My Word

is My World

There is an importance to being intentional with the words I use. It’s worth inspecting phrases which don’t really make any logical sense or fail to accurately outline the actual expression.

On one hand, there is a limit to how much meticulous arrangement of words really matters. There is always a gap between the actual words used to express a thought and that which is intended to be expressed. There are essentially many ways to say the same thing and words are never actually that which they relate to.

However, there are certainly ways of saying things which are more clear and concise compared to others. There may always be a gap to leap from what is said to what is meant, but some articulations are more detailed. Some people relate to certain phrasing more intuitively over other ways of wording the same thing.

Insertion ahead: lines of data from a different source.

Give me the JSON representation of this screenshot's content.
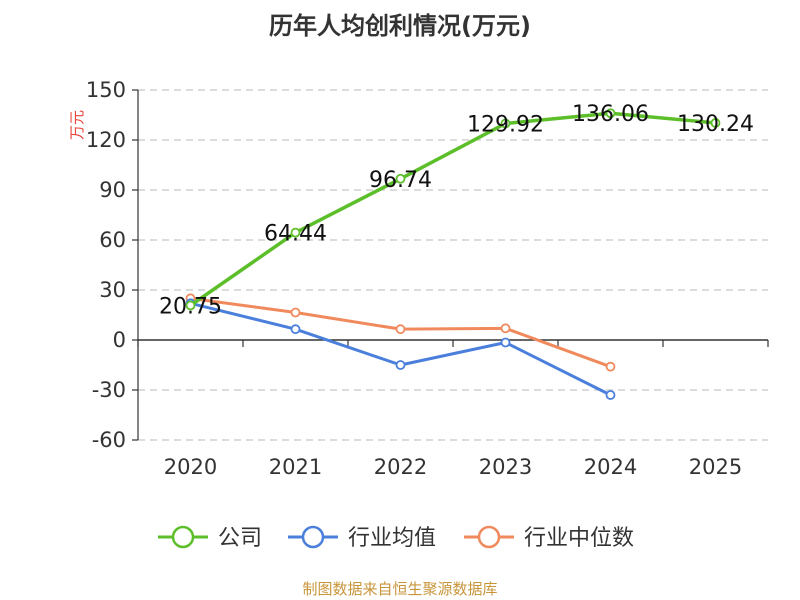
{
  "chart_data": {
    "type": "line",
    "title": "历年人均创利情况(万元)",
    "ylabel": "万元",
    "categories": [
      "2020",
      "2021",
      "2022",
      "2023",
      "2024",
      "2025"
    ],
    "yticks": [
      "150",
      "120",
      "90",
      "60",
      "30",
      "0",
      "-30",
      "-60"
    ],
    "ylim": [
      -60,
      150
    ],
    "grid": true,
    "legend_position": "bottom",
    "series": [
      {
        "name": "公司",
        "color": "#5cbf2a",
        "values": [
          20.75,
          64.44,
          96.74,
          129.92,
          136.06,
          130.24
        ],
        "labels": [
          "20.75",
          "64.44",
          "96.74",
          "129.92",
          "136.06",
          "130.24"
        ]
      },
      {
        "name": "行业均值",
        "color": "#4a7fdc",
        "values": [
          22,
          6.5,
          -15,
          -1.5,
          -33,
          null
        ]
      },
      {
        "name": "行业中位数",
        "color": "#f08a5d",
        "values": [
          25,
          16.5,
          6.5,
          7,
          -16,
          null
        ]
      }
    ]
  },
  "footer": {
    "source": "制图数据来自恒生聚源数据库"
  }
}
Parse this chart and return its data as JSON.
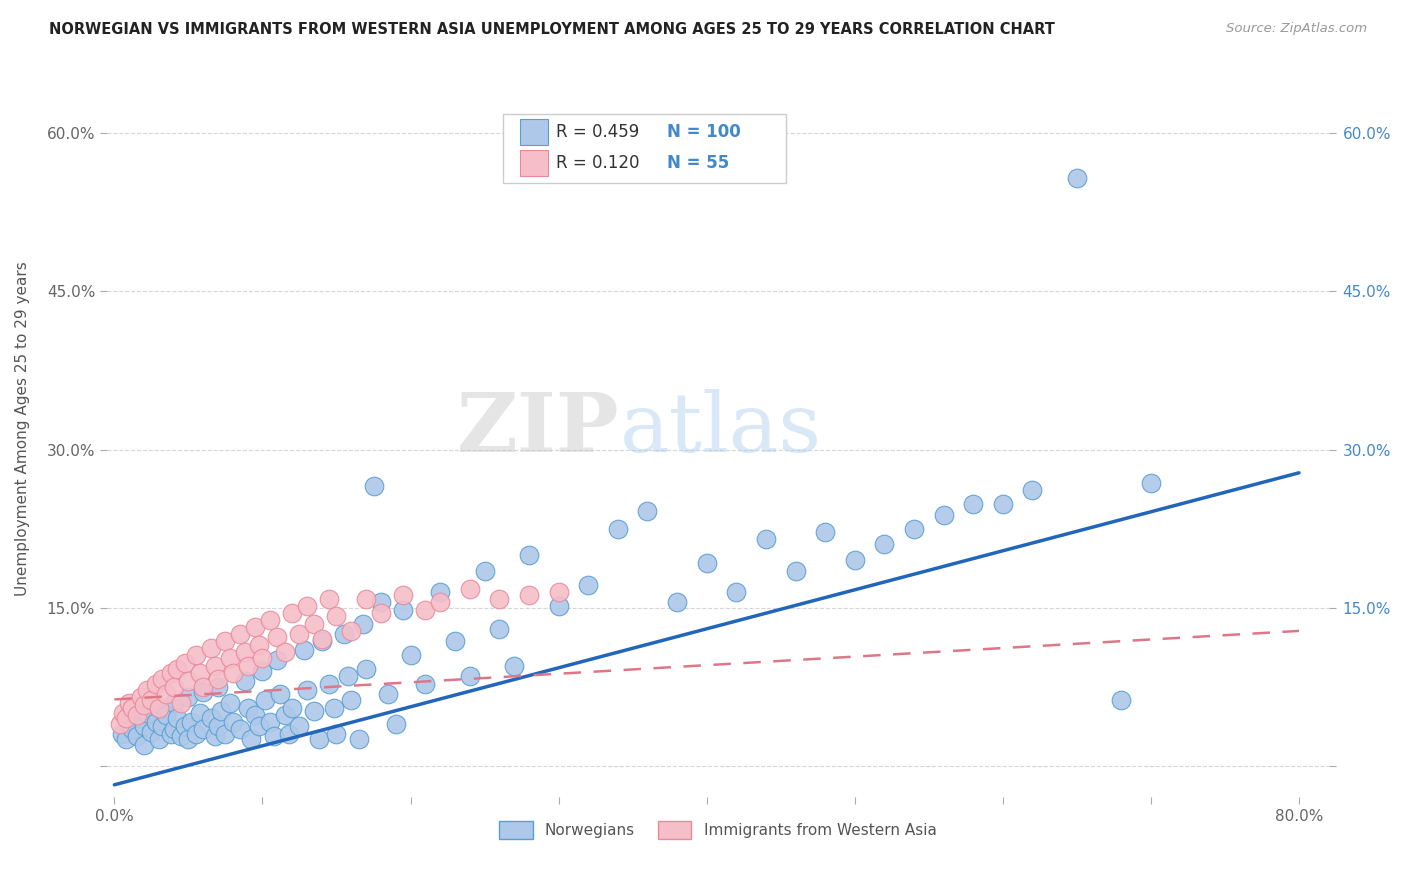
{
  "title": "NORWEGIAN VS IMMIGRANTS FROM WESTERN ASIA UNEMPLOYMENT AMONG AGES 25 TO 29 YEARS CORRELATION CHART",
  "source": "Source: ZipAtlas.com",
  "ylabel": "Unemployment Among Ages 25 to 29 years",
  "xlim": [
    -0.005,
    0.82
  ],
  "ylim": [
    -0.03,
    0.67
  ],
  "xticks": [
    0.0,
    0.1,
    0.2,
    0.3,
    0.4,
    0.5,
    0.6,
    0.7,
    0.8
  ],
  "yticks": [
    0.0,
    0.15,
    0.3,
    0.45,
    0.6
  ],
  "blue_R": 0.459,
  "blue_N": 100,
  "pink_R": 0.12,
  "pink_N": 55,
  "blue_color": "#adc8e8",
  "pink_color": "#f5bec8",
  "blue_edge_color": "#5a9fd4",
  "pink_edge_color": "#e88a9a",
  "blue_line_color": "#2266bb",
  "pink_line_color": "#dd7788",
  "legend_blue_label": "Norwegians",
  "legend_pink_label": "Immigrants from Western Asia",
  "blue_line_x0": 0.0,
  "blue_line_y0": -0.018,
  "blue_line_x1": 0.8,
  "blue_line_y1": 0.278,
  "pink_line_x0": 0.0,
  "pink_line_y0": 0.063,
  "pink_line_x1": 0.8,
  "pink_line_y1": 0.128,
  "blue_scatter_x": [
    0.005,
    0.008,
    0.01,
    0.012,
    0.015,
    0.018,
    0.02,
    0.02,
    0.022,
    0.025,
    0.028,
    0.03,
    0.03,
    0.032,
    0.035,
    0.038,
    0.04,
    0.04,
    0.042,
    0.045,
    0.048,
    0.05,
    0.05,
    0.052,
    0.055,
    0.058,
    0.06,
    0.06,
    0.065,
    0.068,
    0.07,
    0.07,
    0.072,
    0.075,
    0.078,
    0.08,
    0.085,
    0.088,
    0.09,
    0.092,
    0.095,
    0.098,
    0.1,
    0.102,
    0.105,
    0.108,
    0.11,
    0.112,
    0.115,
    0.118,
    0.12,
    0.125,
    0.128,
    0.13,
    0.135,
    0.138,
    0.14,
    0.145,
    0.148,
    0.15,
    0.155,
    0.158,
    0.16,
    0.165,
    0.168,
    0.17,
    0.175,
    0.18,
    0.185,
    0.19,
    0.195,
    0.2,
    0.21,
    0.22,
    0.23,
    0.24,
    0.25,
    0.26,
    0.27,
    0.28,
    0.3,
    0.32,
    0.34,
    0.36,
    0.38,
    0.4,
    0.42,
    0.44,
    0.46,
    0.48,
    0.5,
    0.52,
    0.54,
    0.56,
    0.58,
    0.6,
    0.62,
    0.65,
    0.68,
    0.7
  ],
  "blue_scatter_y": [
    0.03,
    0.025,
    0.04,
    0.035,
    0.028,
    0.045,
    0.038,
    0.02,
    0.05,
    0.032,
    0.042,
    0.025,
    0.055,
    0.038,
    0.048,
    0.03,
    0.035,
    0.06,
    0.045,
    0.028,
    0.038,
    0.025,
    0.065,
    0.042,
    0.03,
    0.05,
    0.035,
    0.07,
    0.045,
    0.028,
    0.038,
    0.075,
    0.052,
    0.03,
    0.06,
    0.042,
    0.035,
    0.08,
    0.055,
    0.025,
    0.048,
    0.038,
    0.09,
    0.062,
    0.042,
    0.028,
    0.1,
    0.068,
    0.048,
    0.03,
    0.055,
    0.038,
    0.11,
    0.072,
    0.052,
    0.025,
    0.118,
    0.078,
    0.055,
    0.03,
    0.125,
    0.085,
    0.062,
    0.025,
    0.135,
    0.092,
    0.265,
    0.155,
    0.068,
    0.04,
    0.148,
    0.105,
    0.078,
    0.165,
    0.118,
    0.085,
    0.185,
    0.13,
    0.095,
    0.2,
    0.152,
    0.172,
    0.225,
    0.242,
    0.155,
    0.192,
    0.165,
    0.215,
    0.185,
    0.222,
    0.195,
    0.21,
    0.225,
    0.238,
    0.248,
    0.248,
    0.262,
    0.558,
    0.062,
    0.268
  ],
  "pink_scatter_x": [
    0.004,
    0.006,
    0.008,
    0.01,
    0.012,
    0.015,
    0.018,
    0.02,
    0.022,
    0.025,
    0.028,
    0.03,
    0.032,
    0.035,
    0.038,
    0.04,
    0.042,
    0.045,
    0.048,
    0.05,
    0.055,
    0.058,
    0.06,
    0.065,
    0.068,
    0.07,
    0.075,
    0.078,
    0.08,
    0.085,
    0.088,
    0.09,
    0.095,
    0.098,
    0.1,
    0.105,
    0.11,
    0.115,
    0.12,
    0.125,
    0.13,
    0.135,
    0.14,
    0.145,
    0.15,
    0.16,
    0.17,
    0.18,
    0.195,
    0.21,
    0.22,
    0.24,
    0.26,
    0.28,
    0.3
  ],
  "pink_scatter_y": [
    0.04,
    0.05,
    0.045,
    0.06,
    0.055,
    0.048,
    0.065,
    0.058,
    0.072,
    0.062,
    0.078,
    0.055,
    0.082,
    0.068,
    0.088,
    0.075,
    0.092,
    0.06,
    0.098,
    0.08,
    0.105,
    0.088,
    0.075,
    0.112,
    0.095,
    0.082,
    0.118,
    0.102,
    0.088,
    0.125,
    0.108,
    0.095,
    0.132,
    0.115,
    0.102,
    0.138,
    0.122,
    0.108,
    0.145,
    0.125,
    0.152,
    0.135,
    0.12,
    0.158,
    0.142,
    0.128,
    0.158,
    0.145,
    0.162,
    0.148,
    0.155,
    0.168,
    0.158,
    0.162,
    0.165
  ],
  "watermark_zip": "ZIP",
  "watermark_atlas": "atlas",
  "background_color": "#ffffff",
  "grid_color": "#cccccc",
  "right_tick_color": "#4488cc"
}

A fundamental aspect of integrity is for actions to match words. This does not come from a passive relationship to words. Taking what I say seriously, believing words I speak, experiencing sincerity… I am hesitant to make certain jokes. Laughter and lightheartedness don’t negate the consequences of speaking words I don’t believe in. The consequences of putting such sentiments into the world.

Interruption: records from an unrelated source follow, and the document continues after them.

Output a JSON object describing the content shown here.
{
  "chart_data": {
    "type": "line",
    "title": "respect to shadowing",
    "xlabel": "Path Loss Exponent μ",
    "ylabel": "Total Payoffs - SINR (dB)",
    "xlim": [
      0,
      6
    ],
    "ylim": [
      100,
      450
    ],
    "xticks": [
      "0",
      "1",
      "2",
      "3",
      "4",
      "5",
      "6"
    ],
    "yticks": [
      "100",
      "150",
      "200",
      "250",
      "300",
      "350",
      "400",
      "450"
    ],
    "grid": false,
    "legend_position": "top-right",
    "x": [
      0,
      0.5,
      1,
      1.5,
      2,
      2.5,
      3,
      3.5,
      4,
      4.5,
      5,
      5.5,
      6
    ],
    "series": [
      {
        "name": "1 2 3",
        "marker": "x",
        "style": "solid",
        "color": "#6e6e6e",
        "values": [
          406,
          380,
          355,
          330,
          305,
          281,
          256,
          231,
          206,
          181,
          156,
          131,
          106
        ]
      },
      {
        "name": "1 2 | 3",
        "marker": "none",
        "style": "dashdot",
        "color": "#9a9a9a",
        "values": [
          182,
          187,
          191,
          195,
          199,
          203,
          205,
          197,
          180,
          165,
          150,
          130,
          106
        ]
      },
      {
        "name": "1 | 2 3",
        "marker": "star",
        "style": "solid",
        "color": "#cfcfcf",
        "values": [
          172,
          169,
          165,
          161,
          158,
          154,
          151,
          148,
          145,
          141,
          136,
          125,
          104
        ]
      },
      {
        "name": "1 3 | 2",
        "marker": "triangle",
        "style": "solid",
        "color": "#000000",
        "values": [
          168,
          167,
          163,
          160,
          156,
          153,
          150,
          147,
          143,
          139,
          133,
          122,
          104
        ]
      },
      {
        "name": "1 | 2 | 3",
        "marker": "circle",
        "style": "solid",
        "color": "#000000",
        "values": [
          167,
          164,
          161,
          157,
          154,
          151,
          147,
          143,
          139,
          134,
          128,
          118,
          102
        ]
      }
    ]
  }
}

A common misalignment of phrasing is the use of “you” when speaking of personal experience.

I try to reserve the use of “you” for when I’m actually speaking to a particular individual. Otherwise, I’m more inclined to use neutral or first person phrasing, in acknowledgment of the fact that I am speaking of personal experience.

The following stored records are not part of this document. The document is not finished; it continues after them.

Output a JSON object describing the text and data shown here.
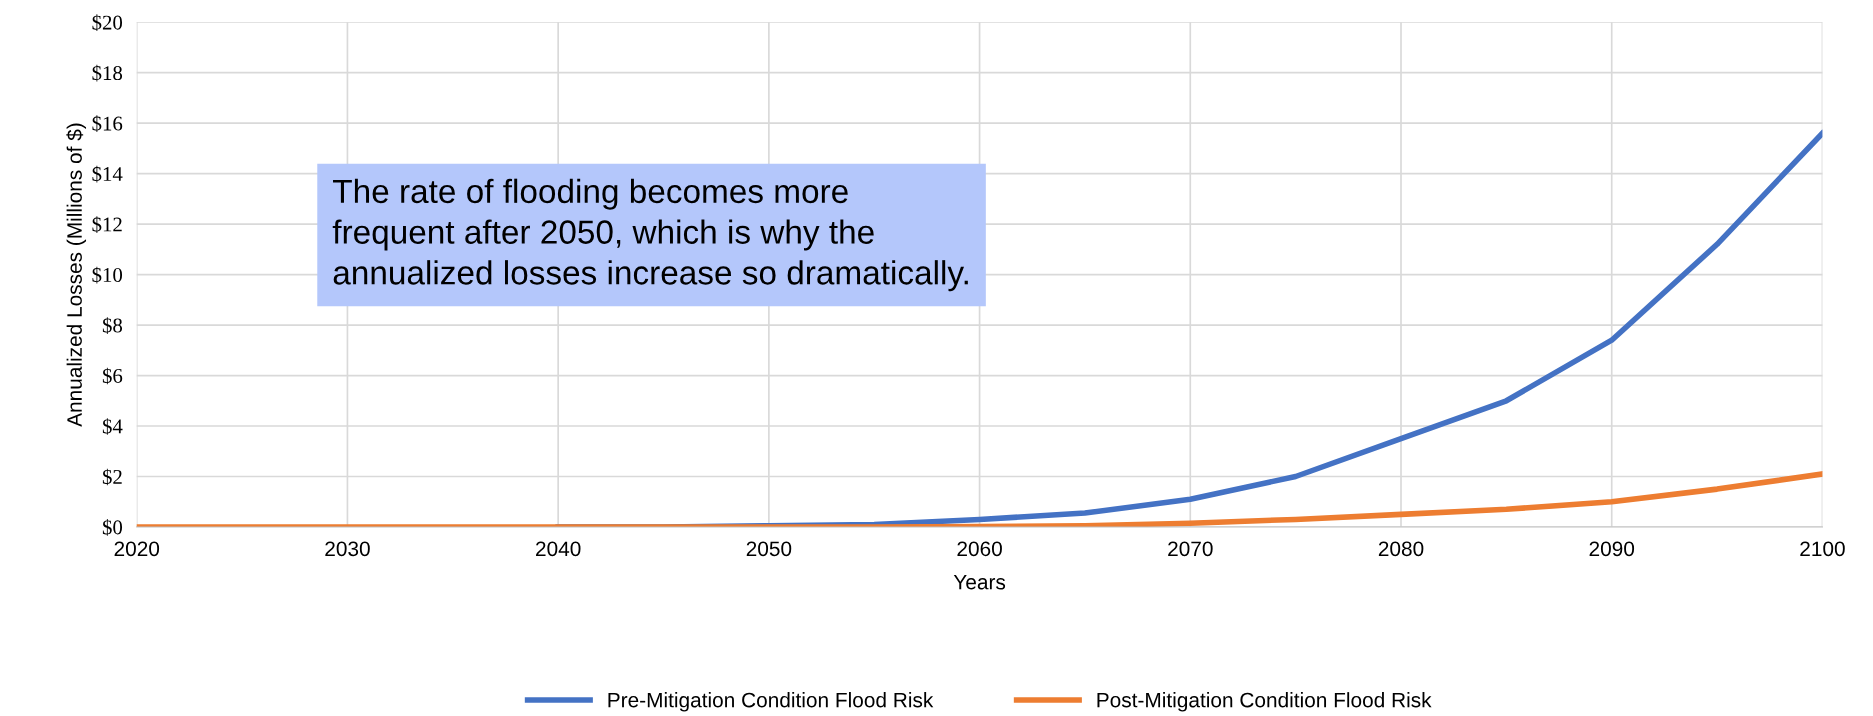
{
  "chart_data": {
    "type": "line",
    "xlabel": "Years",
    "ylabel": "Annualized Losses (Millions of $)",
    "x": [
      2020,
      2025,
      2030,
      2035,
      2040,
      2045,
      2050,
      2055,
      2060,
      2065,
      2070,
      2075,
      2080,
      2085,
      2090,
      2095,
      2100
    ],
    "series": [
      {
        "name": "Pre-Mitigation Condition Flood Risk",
        "color": "#4472c4",
        "values": [
          null,
          null,
          null,
          null,
          0,
          0,
          0.05,
          0.1,
          0.3,
          0.55,
          1.1,
          2.0,
          3.5,
          5.0,
          7.4,
          11.2,
          15.6
        ]
      },
      {
        "name": "Post-Mitigation Condition Flood Risk",
        "color": "#ed7d31",
        "values": [
          0,
          0,
          0,
          0,
          0,
          0,
          0,
          0,
          0.02,
          0.05,
          0.15,
          0.3,
          0.5,
          0.7,
          1.0,
          1.5,
          2.1
        ]
      }
    ],
    "xlim": [
      2020,
      2100
    ],
    "xticks": [
      2020,
      2030,
      2040,
      2050,
      2060,
      2070,
      2080,
      2090,
      2100
    ],
    "ylim": [
      0,
      20
    ],
    "yticks": [
      {
        "value": 0,
        "label": "$0"
      },
      {
        "value": 2,
        "label": "$2"
      },
      {
        "value": 4,
        "label": "$4"
      },
      {
        "value": 6,
        "label": "$6"
      },
      {
        "value": 8,
        "label": "$8"
      },
      {
        "value": 10,
        "label": "$10"
      },
      {
        "value": 12,
        "label": "$12"
      },
      {
        "value": 14,
        "label": "$14"
      },
      {
        "value": 16,
        "label": "$16"
      },
      {
        "value": 18,
        "label": "$18"
      },
      {
        "value": 20,
        "label": "$20"
      }
    ],
    "annotations": [
      "The rate of flooding becomes more\nfrequent after 2050, which is why the\nannualized losses increase so dramatically."
    ],
    "grid": true,
    "legend": "bottom",
    "marker": "none",
    "line_style": "solid"
  }
}
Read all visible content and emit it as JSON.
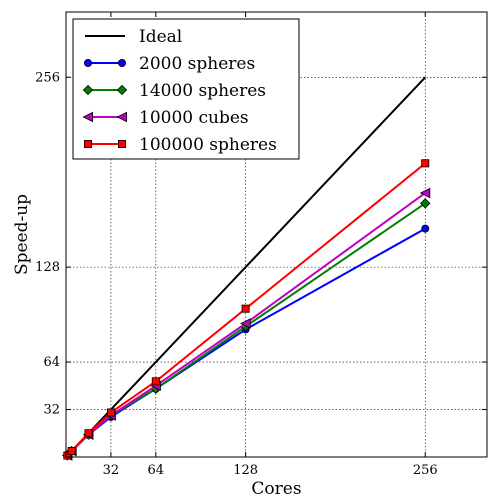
{
  "chart_data": {
    "type": "line",
    "title": "",
    "xlabel": "Cores",
    "ylabel": "Speed-up",
    "xlim": [
      0,
      300
    ],
    "ylim": [
      0,
      300
    ],
    "x_ticks": [
      32,
      64,
      128,
      256
    ],
    "y_ticks": [
      32,
      64,
      128,
      256
    ],
    "grid": true,
    "legend": "upper-left",
    "series": [
      {
        "name": "Ideal",
        "color": "#000000",
        "marker": "none",
        "x": [
          1,
          256
        ],
        "y": [
          1,
          256
        ]
      },
      {
        "name": "2000 spheres",
        "color": "#0000ff",
        "marker": "circle",
        "x": [
          1,
          4,
          16,
          32,
          64,
          128,
          256
        ],
        "y": [
          1,
          4,
          15,
          27,
          46,
          86,
          154
        ]
      },
      {
        "name": "14000 spheres",
        "color": "#008000",
        "marker": "diamond",
        "x": [
          1,
          4,
          16,
          32,
          64,
          128,
          256
        ],
        "y": [
          1,
          4,
          15,
          28,
          46,
          88,
          171
        ]
      },
      {
        "name": "10000 cubes",
        "color": "#bf00bf",
        "marker": "triangle-left",
        "x": [
          1,
          4,
          16,
          32,
          64,
          128,
          256
        ],
        "y": [
          1,
          4,
          15,
          28,
          48,
          90,
          178
        ]
      },
      {
        "name": "100000 spheres",
        "color": "#ff0000",
        "marker": "square",
        "x": [
          1,
          4,
          16,
          32,
          64,
          128,
          256
        ],
        "y": [
          1,
          4,
          16,
          30,
          51,
          100,
          198
        ]
      }
    ]
  }
}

I understand that this use of “I” may instinctively prompt the one reading it to view the sentiment apart from themselves in a way that they do not relate. Which is fair, maybe it’s not an experience you can relate to. However, when the sentiment is resonant and the barrier between seeing other as separate dissolves… this “I” can be read as personal experience. I see this as a powerful perceptual exercise to practice and one I’d like to leave available, while simultaneously feeling more sincere and honest compared to a constant assumption of “you”.

Contrarily, this assumptive use of “you” can backfire—as I often experience when I read others’ use of this phrasing where the experience doesn’t match my own. I feel defiant in the face of this inaccurate assumption and generalization, proceeding to toss the idea out with the validity of the line of thought the person seems to be operating from.

Likewise, I’m willing to use language which matches my extent of felt certainty (“I think”, “It seems”…). I’ve seen advice to abstain from using such phrasing with the intention to communicate more convincingly... However, I personally lose confidence in people I see making statements of absolute certainty—overlooking a gap of unknown unknowns. I’m also not interested in trying to trick someone into trusting me. I’d rather actually be honest—consequentially, creating instances of what that actually looks like. It may very well be passed on in the moment and many moments after, but hindsight develops clarity as the future cultivates sense of the past.